I problemi saranno risolvibili se entrambe le parti rispetteranno un principio semplice: la Brexit non dev'essere un'opportunità per l'Unione Europea di incassare un po' di soldi facili e nemmeno un'opportunità per il Regno Unito di non farsi carico dei costi diretti della sua decisione per l'Unione.
Accordo a interim
Se da un lato è più che giusto che Londra paghi i costi della Brexit, dall'altro non sarebbe giusto che Bruxelles estorcesse soldi a Londra per concedere l'accesso al mercato. Fortunatamente, c'è un'ampia scelta di numeri tra 0 e 60 miliardi.
Le due parti hanno a disposizione 18 mesi per discutere i dettagli della procedura di uscita regolata dall'articolo 50. Non includerà un accordo commerciale, solo le condizioni del divorzio. Separatamente, l'Unione Europea e il Regno Unito negozieranno un accordo ad interim che rimarrebbe in vigore fino al momento di negoziare e ratificare un patto commerciale finale. L'accordo ad interim entrerebbe in vigore dal momento in cui la Brexit assumerà valore legale.
Entrambi hanno più da perdere
Sarebbe sconsiderato pronosticare che tutto andrà liscio. Al contrario: sarà una battaglia aspra e combattuta come tutte le battaglie importanti del passato. Quello che vedo, però, è che entrambe le parti hanno più da perdere che da guadagnare, e questo prevale sull'osservazione che Londra, in proporzione, ha più da perdere di Bruxelles: ovviamente è vero, ma non è fondamentale. Molto più importante è il fatto che il Regno Unito è parte integrante delle catene logistiche dell'industria automobilistica europea, specialmente ora che la Peugeot ha acquistato la Vauxhall e la Opel. L'industria automobilistica troverà un modo per convivere con la Brexit, ma non potrebbe sopportare una rottura improvvisa.
Perciò, la prossima volta che sentirete qualcuno dire che l'Unione Europea è in una posizione negoziale più forte, ricordatevi semplicemente che quel qualcuno non è consapevole di queste catene logistiche industriali e degli altri collegamenti stretti che esistono fra il Regno Unito e l'Unione Europea: nella collaborazione in materia di sicurezza e difesa e nel coordinamento della politica economica a livello di G7 e G20. Il Regno Unito non scomparirà come per magia, dopo la Brexit.
Punire Londra per educare gli altri è una sciocchezza
Quanto all'argomento estremo, quello secondo cui l'Unione Europea dovrebbe punire il Regno Unito per disincentivare altri Paesi tentati dall'uscita, è una sciocchezza assoluta.
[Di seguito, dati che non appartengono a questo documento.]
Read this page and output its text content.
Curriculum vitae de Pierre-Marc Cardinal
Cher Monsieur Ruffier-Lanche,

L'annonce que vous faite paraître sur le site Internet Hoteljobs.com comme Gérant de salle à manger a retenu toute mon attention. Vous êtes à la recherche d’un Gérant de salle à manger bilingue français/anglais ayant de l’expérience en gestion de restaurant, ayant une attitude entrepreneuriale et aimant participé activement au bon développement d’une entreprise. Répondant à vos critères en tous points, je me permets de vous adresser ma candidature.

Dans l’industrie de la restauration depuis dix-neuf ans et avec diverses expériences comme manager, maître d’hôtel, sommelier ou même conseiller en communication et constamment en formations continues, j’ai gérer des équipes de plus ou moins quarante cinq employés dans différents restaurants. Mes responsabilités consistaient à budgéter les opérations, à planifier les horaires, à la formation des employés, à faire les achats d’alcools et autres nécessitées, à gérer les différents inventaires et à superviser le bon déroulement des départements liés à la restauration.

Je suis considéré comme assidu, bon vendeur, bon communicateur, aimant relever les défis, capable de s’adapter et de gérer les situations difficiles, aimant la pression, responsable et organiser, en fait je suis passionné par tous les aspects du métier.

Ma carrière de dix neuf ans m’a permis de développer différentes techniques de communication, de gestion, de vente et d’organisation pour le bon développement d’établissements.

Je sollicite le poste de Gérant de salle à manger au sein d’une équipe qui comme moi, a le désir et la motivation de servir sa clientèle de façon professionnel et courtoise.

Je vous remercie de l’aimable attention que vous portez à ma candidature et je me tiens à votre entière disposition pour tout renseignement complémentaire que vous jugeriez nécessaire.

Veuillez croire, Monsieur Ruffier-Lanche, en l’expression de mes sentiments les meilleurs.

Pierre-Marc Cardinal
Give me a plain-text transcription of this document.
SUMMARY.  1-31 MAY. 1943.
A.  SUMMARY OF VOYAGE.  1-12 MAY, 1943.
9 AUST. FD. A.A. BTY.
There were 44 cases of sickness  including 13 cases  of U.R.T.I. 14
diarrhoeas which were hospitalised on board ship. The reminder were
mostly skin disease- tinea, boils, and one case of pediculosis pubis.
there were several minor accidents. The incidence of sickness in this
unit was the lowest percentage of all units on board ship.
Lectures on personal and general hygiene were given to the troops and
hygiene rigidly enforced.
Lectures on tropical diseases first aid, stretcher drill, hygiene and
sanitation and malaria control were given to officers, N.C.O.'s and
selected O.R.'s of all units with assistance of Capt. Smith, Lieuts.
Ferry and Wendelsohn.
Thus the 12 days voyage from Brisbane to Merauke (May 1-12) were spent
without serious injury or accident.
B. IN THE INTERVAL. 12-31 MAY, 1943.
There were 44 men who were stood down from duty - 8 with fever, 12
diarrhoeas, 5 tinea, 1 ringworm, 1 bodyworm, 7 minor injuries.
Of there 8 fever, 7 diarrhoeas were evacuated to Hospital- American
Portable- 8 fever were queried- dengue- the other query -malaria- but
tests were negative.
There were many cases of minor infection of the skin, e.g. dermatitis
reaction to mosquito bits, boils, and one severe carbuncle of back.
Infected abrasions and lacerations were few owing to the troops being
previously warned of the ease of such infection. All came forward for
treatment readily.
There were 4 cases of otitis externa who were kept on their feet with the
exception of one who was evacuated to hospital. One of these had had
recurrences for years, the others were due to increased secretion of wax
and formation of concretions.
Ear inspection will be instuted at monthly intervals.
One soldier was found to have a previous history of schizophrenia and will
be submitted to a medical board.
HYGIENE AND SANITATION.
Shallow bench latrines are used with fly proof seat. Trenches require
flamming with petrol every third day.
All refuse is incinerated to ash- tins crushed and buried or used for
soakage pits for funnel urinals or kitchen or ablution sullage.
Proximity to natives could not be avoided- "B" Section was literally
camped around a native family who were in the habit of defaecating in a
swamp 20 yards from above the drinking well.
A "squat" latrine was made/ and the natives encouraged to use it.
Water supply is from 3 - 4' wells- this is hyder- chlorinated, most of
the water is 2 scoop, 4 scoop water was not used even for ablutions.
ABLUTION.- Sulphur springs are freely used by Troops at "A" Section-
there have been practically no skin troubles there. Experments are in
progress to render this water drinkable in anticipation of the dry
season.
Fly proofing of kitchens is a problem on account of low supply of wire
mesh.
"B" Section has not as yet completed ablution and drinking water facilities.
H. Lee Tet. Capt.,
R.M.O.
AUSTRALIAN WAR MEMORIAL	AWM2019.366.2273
Non mi viene in mente un solo Paese che sia anche lontanamente prossimo all'uscita. Il Paese più isolato all'interno dell'Unione Europea è la Polonia, ma il suo elettorato rimane larghissimamente in favore di una permanenza. I paesi nordici probabilmente hanno perso l'entusiasmo di un tempo per l'integrazione europea, ma nessuno di loro sta neanche lontanamente prendendo in considerazione l'idea di uscire. Le elezioni della scorsa settimana in Olanda hanno messo fine a qualsiasi timore, o speranza, di una Nexit. Un'uscita dall'euro è un altro discorso, ma in ogni caso non c'è una fila di Paesi pronti a lasciare l'Unione. La situazione potrebbe cambiare se la Francia eleggesse Marine Le Pen, ma in un modo o nell'altro non penso che succederà.
Qualsiasi processo politico è a rischio di incidenti, ma, per quanto mi sforzi, non riesco a trovare nessun ostacolo insormontabile a un accordo. Il mio consiglio, specialmente per i sostenitori arrabbiati del Remain, è di fare un respiro profondo, accettare il fatto che la Brexit ci sarà e concentrarsi sul modo migliore per ricostruire il rapporto con l'Unione Europea dopo la Brexit. C'è molto per cui giocare.